Robust and Real-time Deep Tracking Via Multi-Scale Domain Adaptation PDF

2.1 MB·

by Xinyu Wang

#journals #arxiv

Checking for file health...

Download

Upgrade Premium

Most books are stored in the elastic cloud where traffic is expensive. For this reason, we have a limit on daily download.

Download Robust and Real-time Deep Tracking Via Multi-Scale Domain Adaptation PDF Free - Full Version

by Xinyu Wang| 2.1

Download Robust and Real-time Deep Tracking Via Multi-Scale Domain Adaptation by Xinyu Wang in PDF format completely FREE. No registration required, no payment needed. Get instant access to this valuable resource on PDFdrive.to!

Free Download PDF

About Robust and Real-time Deep Tracking Via Multi-Scale Domain Adaptation

No description available for this book.

Detailed Information

Author:	Xinyu Wang
File Size:	2.1
Format:	PDF
Price:	FREE

Download Free PDF

Safe & Secure Download - No registration required

Why Choose PDFdrive for Your Free Robust and Real-time Deep Tracking Via Multi-Scale Domain Adaptation Download?
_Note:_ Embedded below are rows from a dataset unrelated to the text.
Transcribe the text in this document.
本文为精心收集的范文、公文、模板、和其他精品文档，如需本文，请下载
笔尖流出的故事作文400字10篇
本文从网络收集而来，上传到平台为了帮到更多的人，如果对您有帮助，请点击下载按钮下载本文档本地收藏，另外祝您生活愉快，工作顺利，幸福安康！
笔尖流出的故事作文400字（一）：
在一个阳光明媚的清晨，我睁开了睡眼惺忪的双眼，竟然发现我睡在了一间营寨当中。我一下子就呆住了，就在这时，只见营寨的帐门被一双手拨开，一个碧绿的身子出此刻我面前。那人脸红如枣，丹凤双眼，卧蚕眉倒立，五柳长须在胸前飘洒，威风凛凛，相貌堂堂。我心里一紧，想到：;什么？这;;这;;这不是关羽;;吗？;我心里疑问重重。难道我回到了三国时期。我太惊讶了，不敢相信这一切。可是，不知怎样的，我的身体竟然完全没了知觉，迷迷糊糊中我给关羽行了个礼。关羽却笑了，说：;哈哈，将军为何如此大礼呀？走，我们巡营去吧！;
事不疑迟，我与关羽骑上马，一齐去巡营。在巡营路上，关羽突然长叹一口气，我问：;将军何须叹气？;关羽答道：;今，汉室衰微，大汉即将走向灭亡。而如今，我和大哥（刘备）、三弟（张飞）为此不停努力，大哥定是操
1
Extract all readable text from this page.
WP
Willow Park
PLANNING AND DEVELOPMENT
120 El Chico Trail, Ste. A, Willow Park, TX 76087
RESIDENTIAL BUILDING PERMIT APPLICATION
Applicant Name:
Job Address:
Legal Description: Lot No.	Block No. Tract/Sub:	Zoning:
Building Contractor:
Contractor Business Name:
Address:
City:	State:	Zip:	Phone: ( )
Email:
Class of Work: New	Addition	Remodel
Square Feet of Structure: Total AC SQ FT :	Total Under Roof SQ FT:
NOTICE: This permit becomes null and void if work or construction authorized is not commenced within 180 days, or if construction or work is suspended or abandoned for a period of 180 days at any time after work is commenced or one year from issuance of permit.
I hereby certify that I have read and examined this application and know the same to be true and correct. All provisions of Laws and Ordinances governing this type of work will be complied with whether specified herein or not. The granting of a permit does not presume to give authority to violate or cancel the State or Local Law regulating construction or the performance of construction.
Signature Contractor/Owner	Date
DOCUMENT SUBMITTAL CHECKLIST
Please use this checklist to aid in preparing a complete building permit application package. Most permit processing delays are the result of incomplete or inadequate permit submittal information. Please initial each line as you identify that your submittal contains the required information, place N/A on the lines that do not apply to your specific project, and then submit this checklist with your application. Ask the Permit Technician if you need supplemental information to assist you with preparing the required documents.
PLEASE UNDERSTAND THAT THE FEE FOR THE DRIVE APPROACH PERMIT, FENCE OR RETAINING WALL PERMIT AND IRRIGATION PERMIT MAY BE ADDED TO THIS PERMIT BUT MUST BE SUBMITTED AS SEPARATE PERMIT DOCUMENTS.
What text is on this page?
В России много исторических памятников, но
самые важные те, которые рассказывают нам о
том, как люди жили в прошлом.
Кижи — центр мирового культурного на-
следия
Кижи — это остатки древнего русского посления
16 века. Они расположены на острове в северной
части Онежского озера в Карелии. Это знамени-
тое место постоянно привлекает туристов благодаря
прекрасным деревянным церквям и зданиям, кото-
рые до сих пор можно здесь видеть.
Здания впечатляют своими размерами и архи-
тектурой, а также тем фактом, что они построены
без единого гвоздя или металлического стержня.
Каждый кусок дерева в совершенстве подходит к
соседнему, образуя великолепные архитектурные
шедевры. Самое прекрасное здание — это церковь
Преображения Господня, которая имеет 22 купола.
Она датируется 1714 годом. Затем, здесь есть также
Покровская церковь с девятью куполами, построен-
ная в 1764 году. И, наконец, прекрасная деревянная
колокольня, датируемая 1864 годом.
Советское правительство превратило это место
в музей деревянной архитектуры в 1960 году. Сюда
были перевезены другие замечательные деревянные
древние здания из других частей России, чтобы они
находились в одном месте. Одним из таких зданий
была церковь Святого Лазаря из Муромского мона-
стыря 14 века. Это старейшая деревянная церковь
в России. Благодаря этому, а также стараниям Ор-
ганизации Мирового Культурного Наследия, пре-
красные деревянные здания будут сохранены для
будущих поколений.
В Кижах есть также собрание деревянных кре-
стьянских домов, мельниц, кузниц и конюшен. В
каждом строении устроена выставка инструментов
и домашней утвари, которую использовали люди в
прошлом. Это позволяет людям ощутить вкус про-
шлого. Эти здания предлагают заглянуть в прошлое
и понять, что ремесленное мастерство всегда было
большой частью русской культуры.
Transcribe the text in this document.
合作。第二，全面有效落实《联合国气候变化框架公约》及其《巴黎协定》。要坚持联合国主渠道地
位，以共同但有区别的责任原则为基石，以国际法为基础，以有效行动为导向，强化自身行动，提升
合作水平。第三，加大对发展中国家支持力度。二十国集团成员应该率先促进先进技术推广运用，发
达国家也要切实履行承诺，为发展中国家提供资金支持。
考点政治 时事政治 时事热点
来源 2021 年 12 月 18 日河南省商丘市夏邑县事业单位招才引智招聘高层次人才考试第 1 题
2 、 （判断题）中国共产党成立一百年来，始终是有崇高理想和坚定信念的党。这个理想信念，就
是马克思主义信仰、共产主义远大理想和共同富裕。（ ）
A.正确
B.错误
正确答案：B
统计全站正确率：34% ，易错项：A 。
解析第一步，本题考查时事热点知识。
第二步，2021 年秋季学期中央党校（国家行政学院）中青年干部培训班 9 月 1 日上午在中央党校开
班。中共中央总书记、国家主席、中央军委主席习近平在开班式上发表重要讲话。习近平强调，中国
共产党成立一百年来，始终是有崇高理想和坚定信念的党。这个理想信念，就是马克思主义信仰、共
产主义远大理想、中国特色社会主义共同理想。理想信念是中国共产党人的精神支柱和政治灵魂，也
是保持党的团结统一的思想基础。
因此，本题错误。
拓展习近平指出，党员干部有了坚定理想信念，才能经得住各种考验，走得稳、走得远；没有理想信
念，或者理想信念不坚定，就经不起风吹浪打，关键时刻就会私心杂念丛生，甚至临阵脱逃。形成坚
100% Free: No hidden fees or subscriptions required for one book every day.
No Registration: Immediate access is available without creating accounts for one book every day.
Safe and Secure: Clean downloads without malware or viruses
Multiple Formats: PDF, MOBI, Mpub,... optimized for all devices
Educational Resource: Supporting knowledge sharing and learning

Frequently Asked Questions

Is it really free to download Robust and Real-time Deep Tracking Via Multi-Scale Domain Adaptation PDF?

Yes, on https://PDFdrive.to you can download Robust and Real-time Deep Tracking Via Multi-Scale Domain Adaptation by Xinyu Wang completely free. We don't require any payment, subscription, or registration to access this PDF file. For 3 books every day.

How can I read Robust and Real-time Deep Tracking Via Multi-Scale Domain Adaptation on my mobile device?

After downloading Robust and Real-time Deep Tracking Via Multi-Scale Domain Adaptation PDF, you can open it with any PDF reader app on your phone or tablet. We recommend using Adobe Acrobat Reader, Apple Books, or Google Play Books for the best reading experience.

Is this the full version of Robust and Real-time Deep Tracking Via Multi-Scale Domain Adaptation?

Yes, this is the complete PDF version of Robust and Real-time Deep Tracking Via Multi-Scale Domain Adaptation by Xinyu Wang. You will be able to read the entire content as in the printed version without missing any pages.

Is it legal to download Robust and Real-time Deep Tracking Via Multi-Scale Domain Adaptation PDF for free?

https://PDFdrive.to provides links to free educational resources available online. We do not store any files on our servers. Please be aware of copyright laws in your country before downloading.

The materials shared are intended for research, educational, and personal use in accordance with fair use principles.